Securities and Exchange Commission February 28, 1994
450 Fifth Street, N.W.
Wasington, D.C. 20549-1004
Rule 24f-2 Notice for Van Kampen Merritt Utility Income Trust
Series 5, File No. 33-43176
Ladies/Gentlemen:
As sponsor of Van Kampen Merritt Utility Income Trust, Series 5,
we are submitting the information required by Rule 24f-2 promulgated under
the Investment Company Act of 1940, as amended.
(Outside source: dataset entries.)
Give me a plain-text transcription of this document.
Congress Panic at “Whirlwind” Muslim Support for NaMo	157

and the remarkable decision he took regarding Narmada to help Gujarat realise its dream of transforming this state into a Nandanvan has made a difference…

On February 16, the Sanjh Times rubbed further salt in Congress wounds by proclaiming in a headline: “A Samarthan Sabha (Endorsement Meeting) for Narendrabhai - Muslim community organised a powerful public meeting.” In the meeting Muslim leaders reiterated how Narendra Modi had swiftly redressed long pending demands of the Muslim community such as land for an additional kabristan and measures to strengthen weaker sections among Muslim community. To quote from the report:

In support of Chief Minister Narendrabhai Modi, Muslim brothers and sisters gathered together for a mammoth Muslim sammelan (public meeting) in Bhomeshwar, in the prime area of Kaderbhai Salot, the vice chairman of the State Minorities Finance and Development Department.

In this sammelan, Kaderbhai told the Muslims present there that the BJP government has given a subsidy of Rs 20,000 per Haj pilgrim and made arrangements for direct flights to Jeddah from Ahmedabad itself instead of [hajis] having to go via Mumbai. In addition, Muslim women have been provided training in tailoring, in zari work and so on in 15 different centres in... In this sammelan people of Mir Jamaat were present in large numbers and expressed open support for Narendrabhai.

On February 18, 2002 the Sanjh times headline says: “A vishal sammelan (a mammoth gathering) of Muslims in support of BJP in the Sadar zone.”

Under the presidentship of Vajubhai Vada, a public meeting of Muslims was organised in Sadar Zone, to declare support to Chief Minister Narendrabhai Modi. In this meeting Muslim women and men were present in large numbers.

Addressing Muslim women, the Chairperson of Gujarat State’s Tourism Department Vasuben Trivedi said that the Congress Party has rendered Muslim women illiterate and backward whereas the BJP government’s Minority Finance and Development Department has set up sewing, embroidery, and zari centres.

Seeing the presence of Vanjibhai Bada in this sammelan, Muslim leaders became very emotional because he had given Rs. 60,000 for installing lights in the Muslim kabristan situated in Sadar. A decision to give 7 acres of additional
We have wired our payment
of the fee prescribed by subsection (c) and the opinion of counsel specified
in subsection (b) (1) (v) of said Rule is enclosed.
(i) Fiscal year for which notice is filed: Year ended December 31, 1993
(ii) Number of securities registered other than pursuant to Rule 24f-2 and
remaining unsold at the beginning of the above fiscal year: 0 Units
(iii) Number of securies registered other than pursuant to Rule 24f-2
during the above fiscal year: 0 Units
(iv) Number of securities sold during the above fiscal year: 364,417 Units
(v) Number of securites sold in reliance upon registration pursuant to
Rule 24f-2 during the above fiscal year: 364,417 Units
__________________________
(1) Aggregate sales price to the public of securities sold
in reliance upon registration pursuant to Rule24f-2: $ 9,001,100
(2) Less actual aggregate redemption or repurchase price
of securities redeemed or repurchased during the
fiscal year: 7,339,625
(3) Plus actual aggregate redemption or repurchase
price of securities previously applied in filings
pursuant to Section 24 (e) (1): -0-
-----------
1,661,475
Amount of filing fee computed at one-twenty-
ninth of one percent (1/29 of 1%) of above total: $ -0-
Very truly yours,
Van Kampen Merritt
By:______________________________
Sandra A. Waterworth
Vice President
Chapman and Cutler
111 West Monroe Street
Chicago, Illinois 60603
February 9, 1994
Van Kampen Merritt Inc.
One Parkview Plaza
Oakbrook Terrace, Illinois 60181
Re: Van Kampen Merritt Utility Income Trust, Series 5
Gentlemen:
We have served as counsel for Van Kampen Merritt Inc. ("Van
Kampen"), as Sponsor and Depositor of Van Kampen Merritt Utility Income
Trust, Series 5 in connection with the preparation, execution and
delivery of a Trust Indenture and Agreement for the above-captioned
series of which Van Kampen is Depositor and Bank of New York is Trustee,
pursuant to which the Depositor has delivered to and deposited Bonds
listed in Schedule A to the Trust Indenture and Agreement with the
Trustee and pursuant to which the Trustee has issued to or on the order
of the Depositor a certificate or certificates representing an aggregate
number of Units of fractional undivided interest in and ownership of the
Trust created under said Trust Indenture and Agreement.
In connection therewith, we have examined such pertinent records and
documents and matters of law as we have deemed necessary in order to
enable us to express the opinions hereinafter set forth.
Based upon the foregoing, we are of the opinion that the
certificates evidencing the Units in the Trust constitute valid and
binding obligations of the Trust in accordance with the terms thereof.